By Patrick J. Buchanan
After John McCain’s defeat, even amateur political analysts could see a trend ultimately fatal to the Republican Party.
Ninety percent of McCain voters were white, and 90 percent Christian. But Christians have fallen to 75 percent of the population and are sinking, and white Americans have fallen to 66 percent of the population and are headed for minority status by mid-century.
The handwriting is on the wall. Soon, even GOP sweeps of two-thirds of the white vote that Richard Nixon and Ronald Reagan managed will not be enough to capture the presidency. And as the GOP base contracts, the Democratic coalition — due to mass Third World immigration, anchor babies and higher birth rates — steadily expands.
Yet, within the Barack Obama coalition — over 60 percent of Asian-Americans, 68 percent of Hispanics, 78 percent of Jews, 95 percent of blacks — fissures and fractures have become visible, not only along racial and ethnic lines, but along issue and ideological lines.
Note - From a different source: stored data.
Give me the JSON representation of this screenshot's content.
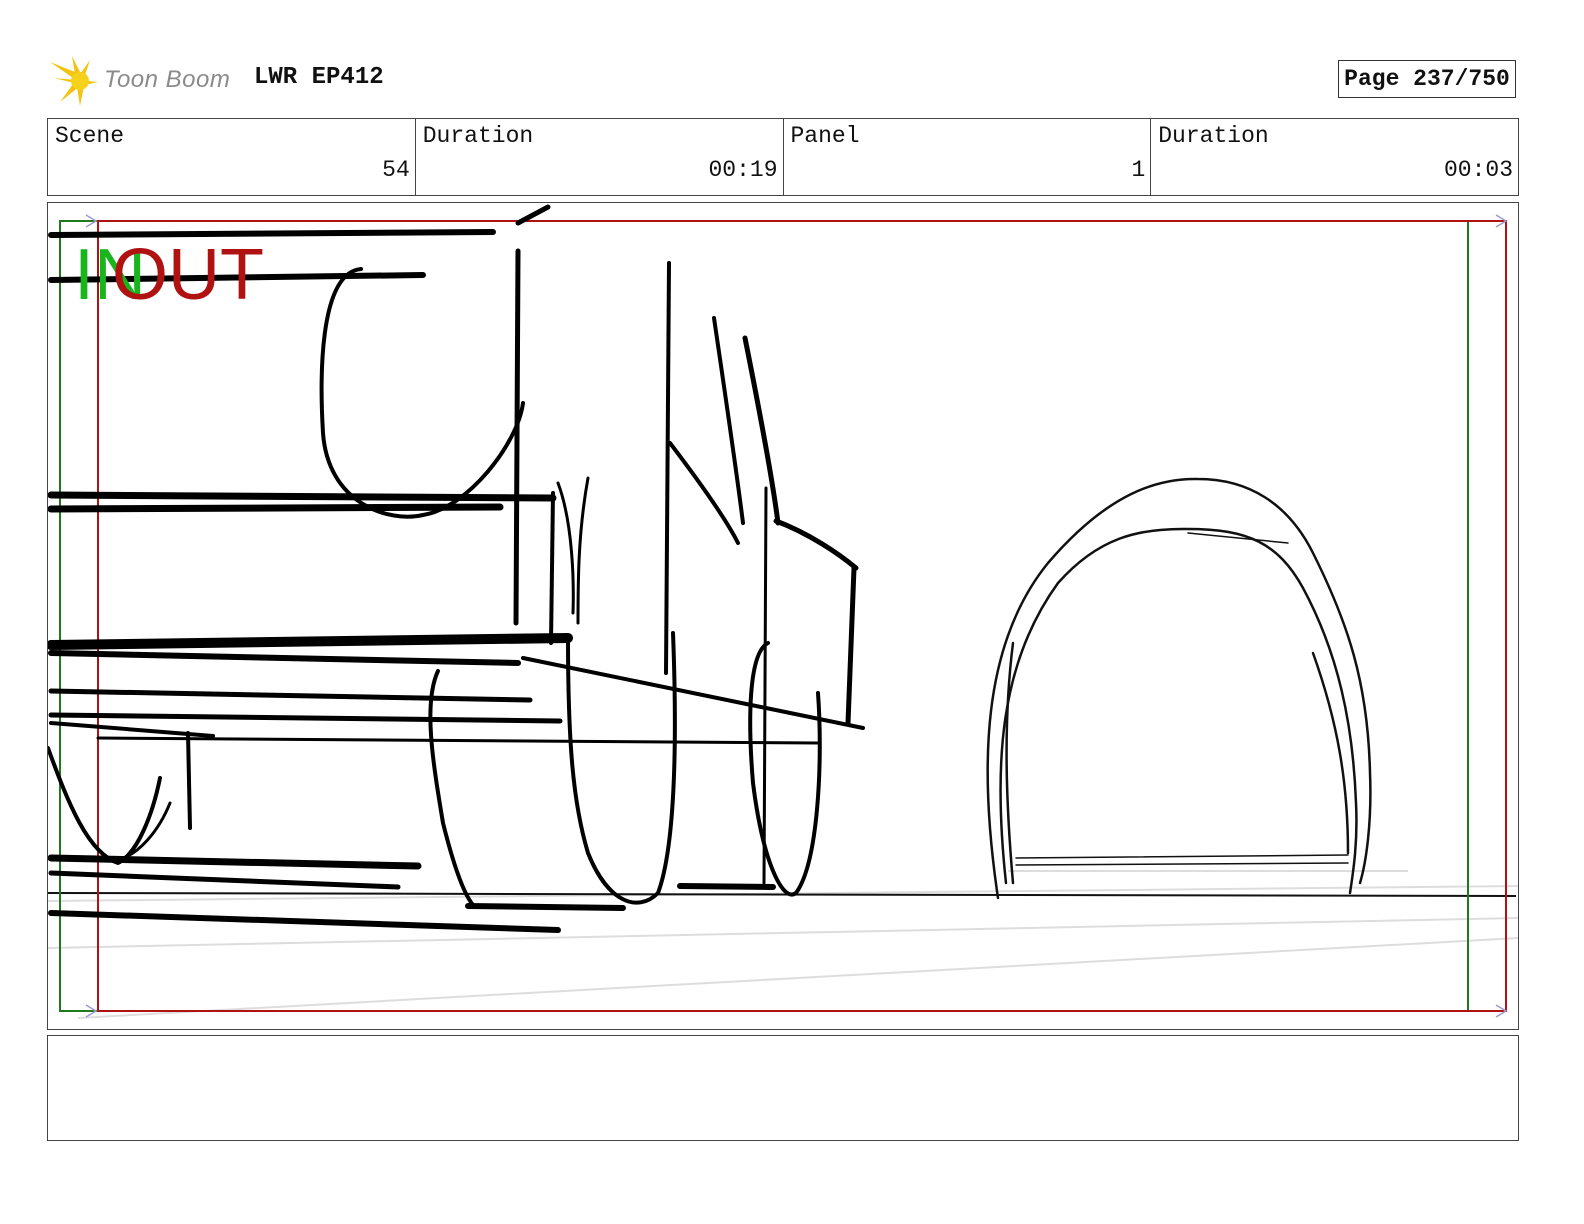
{
  "header": {
    "brand": "Toon Boom",
    "project": "LWR EP412",
    "page": "Page 237/750"
  },
  "info": [
    {
      "label": "Scene",
      "value": "54"
    },
    {
      "label": "Duration",
      "value": "00:19"
    },
    {
      "label": "Panel",
      "value": "1"
    },
    {
      "label": "Duration",
      "value": "00:03"
    }
  ],
  "panel": {
    "in_marker": "IN",
    "out_marker": "OUT"
  },
  "notes": {
    "text": ""
  },
  "colors": {
    "in_frame": "#1f7a1f",
    "out_frame": "#b01212",
    "logo": "#f2c40f",
    "ink": "#000000"
  }
}
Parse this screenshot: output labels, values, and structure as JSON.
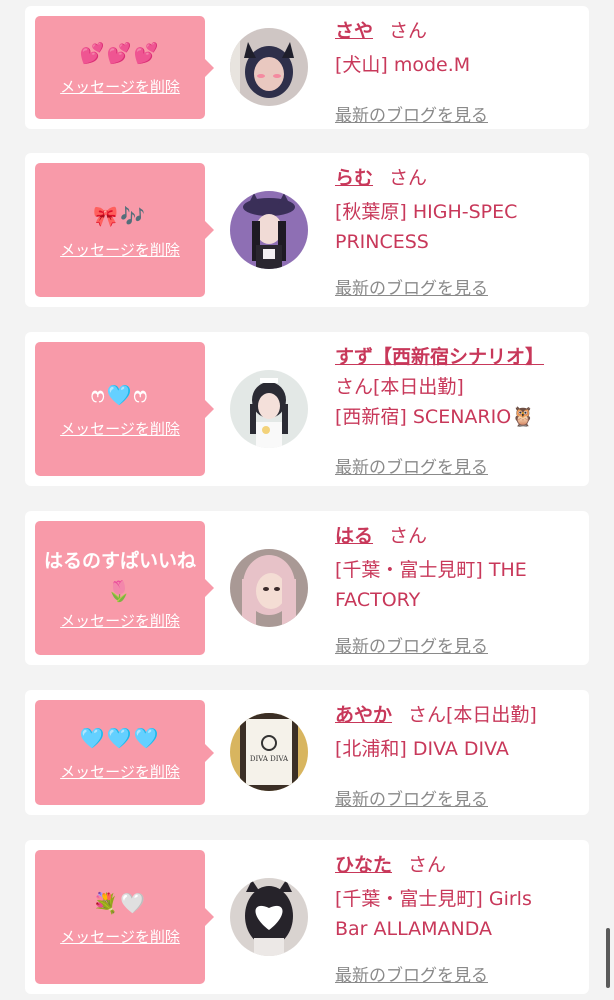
{
  "ui": {
    "delete_label": "メッセージを削除",
    "blog_label": "最新のブログを見る",
    "san": "さん"
  },
  "cards": [
    {
      "name": "さや",
      "san_suffix": "さん",
      "message": "💕💕💕",
      "shop_lines": [
        "[犬山] mode.M"
      ]
    },
    {
      "name": "らむ",
      "san_suffix": "さん",
      "message": "🎀🎶",
      "shop_lines": [
        "[秋葉原] HIGH-SPEC",
        "PRINCESS"
      ]
    },
    {
      "name": "すず【西新宿シナリオ】",
      "san_suffix": "さん[本日出勤]",
      "message": "ෆ🩵ෆ",
      "shop_lines": [
        "[西新宿] SCENARIO🦉"
      ]
    },
    {
      "name": "はる",
      "san_suffix": "さん",
      "message_lines": [
        "はるのすぱいいね",
        "🌷"
      ],
      "shop_lines": [
        "[千葉・富士見町] THE",
        "FACTORY"
      ]
    },
    {
      "name": "あやか",
      "san_suffix": "さん[本日出勤]",
      "message": "🩵🩵🩵",
      "shop_lines": [
        "[北浦和] DIVA DIVA"
      ],
      "avatar_logo_text": "DIVA DIVA"
    },
    {
      "name": "ひなた",
      "san_suffix": "さん",
      "message": "💐🤍",
      "shop_lines": [
        "[千葉・富士見町] Girls",
        "Bar ALLAMANDA"
      ]
    }
  ],
  "colors": {
    "bubble": "#f89aa9",
    "accent": "#c8385a",
    "muted": "#8a8a8a",
    "background": "#f3f3f3"
  }
}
“The high-profile Florida Senate race” between Gov. Charlie Crist and Tea Party favorite Marco Rubio, writes The Washington Post, “has evolved into a battle that is tearing apart Democrats.”
How so? Florida Democrats nominated Kendrick Meek, the only African-American with a shot of sitting in the U.S. Senate in 2011. While Meek’s chances remain slim, Al Gore has gone in for him, and Bill Clinton and Barack Obama are coming, in the name of party solidarity.
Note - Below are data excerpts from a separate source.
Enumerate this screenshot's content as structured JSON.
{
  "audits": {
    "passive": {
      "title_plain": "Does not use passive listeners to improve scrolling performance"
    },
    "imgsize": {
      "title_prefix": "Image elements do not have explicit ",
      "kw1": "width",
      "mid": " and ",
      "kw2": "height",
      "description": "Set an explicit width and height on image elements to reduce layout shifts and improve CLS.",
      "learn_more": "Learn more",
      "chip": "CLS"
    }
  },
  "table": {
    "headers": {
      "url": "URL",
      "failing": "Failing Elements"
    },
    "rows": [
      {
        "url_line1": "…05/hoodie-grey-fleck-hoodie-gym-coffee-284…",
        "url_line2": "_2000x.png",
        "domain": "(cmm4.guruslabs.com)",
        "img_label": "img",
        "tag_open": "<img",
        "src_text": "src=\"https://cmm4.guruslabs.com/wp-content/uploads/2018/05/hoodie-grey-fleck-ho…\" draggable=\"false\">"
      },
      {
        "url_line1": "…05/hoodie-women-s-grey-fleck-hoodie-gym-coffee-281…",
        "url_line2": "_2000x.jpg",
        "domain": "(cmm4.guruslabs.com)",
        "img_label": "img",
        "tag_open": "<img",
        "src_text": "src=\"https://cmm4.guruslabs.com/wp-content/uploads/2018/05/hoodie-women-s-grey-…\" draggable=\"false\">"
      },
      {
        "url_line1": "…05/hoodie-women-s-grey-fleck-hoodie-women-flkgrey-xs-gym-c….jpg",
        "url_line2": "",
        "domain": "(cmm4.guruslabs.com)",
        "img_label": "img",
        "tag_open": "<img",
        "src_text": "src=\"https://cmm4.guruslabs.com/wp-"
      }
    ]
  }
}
However, Meek’s former House colleague, Robert Wexler, who represented Palm Beach County while Meek represented Broward, has “all but ordered the state’s many Jewish voters to back Crist.”
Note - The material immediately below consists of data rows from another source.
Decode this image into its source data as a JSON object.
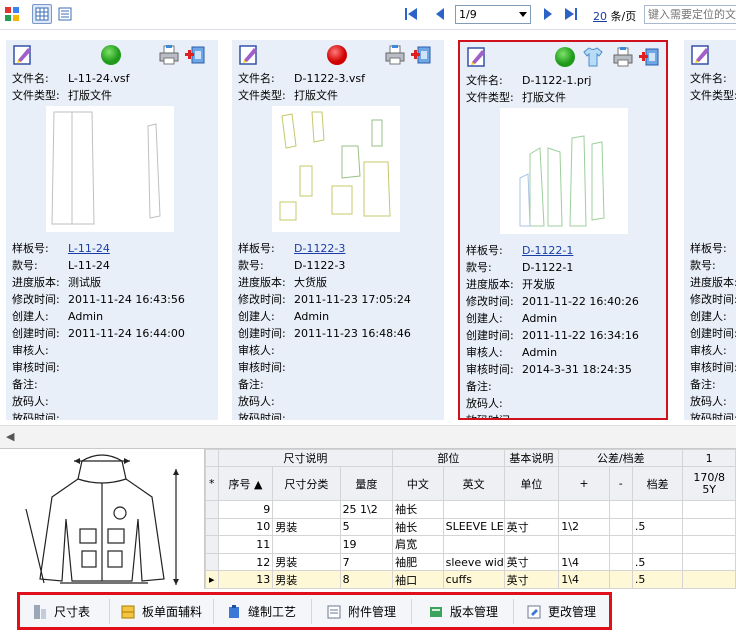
{
  "toolbar": {
    "page_value": "1/9",
    "per_page_count": "20",
    "per_page_unit": "条/页",
    "locate_placeholder": "键入需要定位的文"
  },
  "labels": {
    "filename": "文件名:",
    "filetype": "文件类型:",
    "sample_no": "样板号:",
    "style_no": "款号:",
    "progress": "进度版本:",
    "modified": "修改时间:",
    "creator": "创建人:",
    "created": "创建时间:",
    "reviewer": "审核人:",
    "reviewed": "审核时间:",
    "note": "备注:",
    "grader": "放码人:",
    "graded": "放码时间:"
  },
  "cards": [
    {
      "filename": "L-11-24.vsf",
      "filetype": "打版文件",
      "sample_no": "L-11-24",
      "style_no": "L-11-24",
      "progress": "测试版",
      "modified": "2011-11-24 16:43:56",
      "creator": "Admin",
      "created": "2011-11-24 16:44:00",
      "reviewer": "",
      "reviewed": "",
      "note": "",
      "grader": "",
      "graded": "",
      "status": "green"
    },
    {
      "filename": "D-1122-3.vsf",
      "filetype": "打版文件",
      "sample_no": "D-1122-3",
      "style_no": "D-1122-3",
      "progress": "大货版",
      "modified": "2011-11-23 17:05:24",
      "creator": "Admin",
      "created": "2011-11-23 16:48:46",
      "reviewer": "",
      "reviewed": "",
      "note": "",
      "grader": "",
      "graded": "",
      "status": "red"
    },
    {
      "filename": "D-1122-1.prj",
      "filetype": "打版文件",
      "sample_no": "D-1122-1",
      "style_no": "D-1122-1",
      "progress": "开发版",
      "modified": "2011-11-22 16:40:26",
      "creator": "Admin",
      "created": "2011-11-22 16:34:16",
      "reviewer": "Admin",
      "reviewed": "2014-3-31 18:24:35",
      "note": "",
      "grader": "",
      "graded": "",
      "status": "green"
    },
    {
      "filename": "",
      "filetype": "",
      "sample_no": "",
      "style_no": "",
      "progress": "",
      "modified": "",
      "creator": "",
      "created": "",
      "reviewer": "",
      "reviewed": "",
      "note": "",
      "grader": "",
      "graded": "",
      "status": ""
    }
  ],
  "grid": {
    "group_headers": [
      "尺寸说明",
      "部位",
      "基本说明",
      "公差/档差",
      "1"
    ],
    "columns": [
      "序号",
      "尺寸分类",
      "量度",
      "中文",
      "英文",
      "单位",
      "+",
      "-",
      "档差",
      "170/8\n5Y"
    ],
    "rows": [
      [
        "9",
        "",
        "25 1\\2",
        "袖长",
        "",
        "",
        "",
        "",
        "",
        ""
      ],
      [
        "10",
        "男装",
        "5",
        "袖长",
        "SLEEVE LEN",
        "英寸",
        "1\\2",
        "",
        ".5",
        ""
      ],
      [
        "11",
        "",
        "19",
        "肩宽",
        "",
        "",
        "",
        "",
        "",
        ""
      ],
      [
        "12",
        "男装",
        "7",
        "袖肥",
        "sleeve widtl",
        "英寸",
        "1\\4",
        "",
        ".5",
        ""
      ],
      [
        "13",
        "男装",
        "8",
        "袖口",
        "cuffs",
        "英寸",
        "1\\4",
        "",
        ".5",
        ""
      ]
    ]
  },
  "tabs": [
    "尺寸表",
    "板单面辅料",
    "缝制工艺",
    "附件管理",
    "版本管理",
    "更改管理"
  ]
}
Should Meek lose because Jewish Democrats, on Wexler’s orders, cut him dead for Charlie Crist, black bitterness at this betrayal of their only hope for a U.S. senator will be off the charts.
What is Wexler thinking?
Black-Jewish tensions inside the Democratic coalition have also arisen in recent years, as Jewish contributors have poured money into races to defeat black members of Congress seen as hostile to Israel.
Two smaller minorities, Muslim- and Arab-Americans, also vote Democratic, are growing rapidly in numbers and, like many African-Americans, take the side of the Palestinians as an oppressed Third World people of color.
Yet, this is by no means the only fracture.
Proposition 8, the California referendum to outlaw same-sex marriage, won the support of a majority of Hispanics and 70 percent of African-Americans. Black preachers implored their congregations to march to the polls and vote down the abomination of homosexual marriage, which gays, lesbians and liberals regard as the great civil-rights cause of our era.
On social issues like abortion, Hispanics and blacks, two of the most churched peoples in America and the most deeply religious in the Democratic coalition, regularly vote against white liberals.
Yet, African-Americans at 40 million and Hispanics at 50 million, now living side-by-side in the cities, also clash over spoils and turf. In New Orleans, black majority resentment at Mexican workers coming in and taking the jobs rebuilding the city spilled out into public acrimony.
In California, Hispanic and black gangs are engaged in what one sheriff calls “a civil war of the underclass.” In U.S. prisons, black-white violence now takes a back seat to black-Hispanic violence.
On referenda to cut off social services and keep illegal aliens from getting driver’s licenses, blacks vote solidly conservative. And, understandably for black Americans, as they have been displaced as the nation’s largest minority and now have rivals for diminishing social welfare benefits and the fruits of affirmative action.
On racial and ethnic preferences in hiring, promotions and school admissions, Asians are classified with whites and are increasingly the victims of reverse discrimination. Asian-Americans’ interest in equal justice under law and no discrimination against their children must eventually drive them, especially Japanese-, Chinese- and Korean-Americans, out of Jesse Jackson’s Rainbow Coalition.
Where disparate Democrats still find common ground is on growing the government and redistributing the wealth from the private to the public sector, from those who have to those who have not.
When the pie is expanding, everyone can have a larger slice. The crisis of the Party of Government, however, is that we have entered an era where most Americans distrust government and many detest government. Second, with the national debt surging to 100 percent of gross domestic product and a third consecutive deficit running at 10 percent of GDP, we are entering a time of austerity, a time of shared sacrifice.
Now, it is not who gets what, but who gets cut.
When black District of Columbia Mayor Adrian Fenty picked Korean-American Michelle Rhee to shape up D.C. schools, and she fired scores of black teachers as incompetent, Fenty was soon history. The black wards east of the Anacostia River voted against Fenty six to one.
Successful politics, it is said, is about addition, not subtraction.
But, in the coming age in America, it will also be about division.